Hoewel de treinkaartjes van NS volgend jaar minder in prijs stijgen dan eerder aangekondigd, houdt reizigersorganisatie Rover zorgen over de toegankelijkheid van het openbaar vervoer in Nederland. De organisatie wijst hierbij op de bezuinigingen op het ov in Amsterdam, Rotterdam en Den Haag, die dinsdag bekend werden. „Per saldo wordt het er voor de reiziger niet beter op.”
Het kabinet maakte dinsdag ook bekend dat NS-kaartjes in 2025 niet 12 procent, maar 6 procent duurder worden. Het ministerie van Infrastructuur en Waterstaat neemt 3 procentpunt van de prijsstijging op zich, de NS betaalt de overige 3 procentpunt. Eerder werd al duidelijk dat over deze constructie werd onderhandeld tussen de NS en het kabinet. De drie grote steden moeten wel flink bezuinigen op het ov. Vanaf 2026 moeten ze het doen met 110 miljoen euro minder.

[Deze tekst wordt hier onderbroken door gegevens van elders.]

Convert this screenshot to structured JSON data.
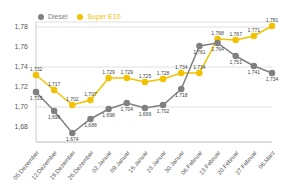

„Een stijging van 6 procent is natuurlijk beter dan 12 procent, maar het is nog steeds heel erg veel”, reageert een woordvoerder van Rover op de prijsstijging van NS. „En in combinatie met die bezuinigingen in de grote steden maak ik me grote zorgen. Het kabinet zou juist moeten proberen meer mensen met het ov te laten gaan dan minder.”
Volgens Rover vragen de locaties die nu in beeld zijn voor nieuwbouwwoningen ook om goede ov-verbindingen. „Het is onlogisch om dan op het ov te gaan bezuinigen”, besluit de woordvoerder.